Convolutional Neural Networks Based on Sequential Spike Predict the High Human Adaptation of SARS-CoV-2 Omicron Variants

Viruses 2022, 14(5), 1072; https://doi.org/10.3390/v14051072
by Bei-Guang Nan †, Sen Zhang †, Yu-Chang Li, Xiao-Ping Kang, Yue-Hong Chen, Lin Li, Tao Jiang * and Jing Li *
Reviewer 1: Anonymous
Reviewer 2: Anonymous
Viruses 2022, 14(5), 1072; https://doi.org/10.3390/v14051072
Submission received: 20 April 2022 / Revised: 10 May 2022 / Accepted: 11 May 2022 / Published: 17 May 2022
(This article belongs to the Section Human Virology and Viral Diseases)

Round 1

Reviewer 1 Report

• The primary output/endpoint variable(s)/measurements of the study should be defined. 

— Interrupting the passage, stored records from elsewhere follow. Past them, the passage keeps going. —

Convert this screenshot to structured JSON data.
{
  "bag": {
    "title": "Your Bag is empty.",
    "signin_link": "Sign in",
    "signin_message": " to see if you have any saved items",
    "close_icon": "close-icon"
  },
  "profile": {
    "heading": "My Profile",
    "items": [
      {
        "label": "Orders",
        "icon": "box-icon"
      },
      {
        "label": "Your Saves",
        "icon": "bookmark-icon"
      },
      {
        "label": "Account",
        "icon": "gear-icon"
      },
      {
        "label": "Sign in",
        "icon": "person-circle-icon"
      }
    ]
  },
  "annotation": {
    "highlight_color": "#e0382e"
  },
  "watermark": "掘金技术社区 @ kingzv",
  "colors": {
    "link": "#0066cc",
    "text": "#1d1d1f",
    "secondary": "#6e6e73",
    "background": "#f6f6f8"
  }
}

• What are the inclusion and exclusion criteria in the study?  • Which randomization method was used in the distribution of the individuals included in the study to the groups?  • Which blinding (masking) method was used in the study?  • Data analysis or Statistical analysis sub-section title should be added to the Materials and Methods.  • How was the sample size determined? This information should be explained in the Materials and Methods section.  • Which sampling (probable or non-probable, etc.) method was used in the study?  • Statistical tests for hypothesis testing and their assumptions should be specified in the statistical analysis of the study in the Materials and Methods section.  • The details (version, license number, etc.) of the statistical package(s) or program(s) should be given in the section of "Data Analysis or Statistical Analysis".  • It should be explained how the qualitative and quantitative data are summarized under the sub-heading of Statistical Analyzes in the Materials and Methods section of the study.  • The exact P values should be added to the table(s) (p=0.25; p=0.03).  • Which methods are used to model relationships between variables?  • The descriptions and other descriptive values/data should be defined on the tables and shapes. • Are the data subjected to pre-processing?  • How were extreme/outlier values in the data determined and resolved?  • The number of current references on the subject of the study should be increased.  • The discussion section of the research can be expanded by supporting current studies to address the findings of other studies reported with the present findings.  • What approaches were used to test the validity of the models? • Which metrics were used in the performance evaluation of the estimates of models/algorithms?   • Which method(s) was/were used to optimize the hyperparameters of models/algorithms?

Author Response

The primary output/endpoint variable(s)/measurements of the study should be defined. 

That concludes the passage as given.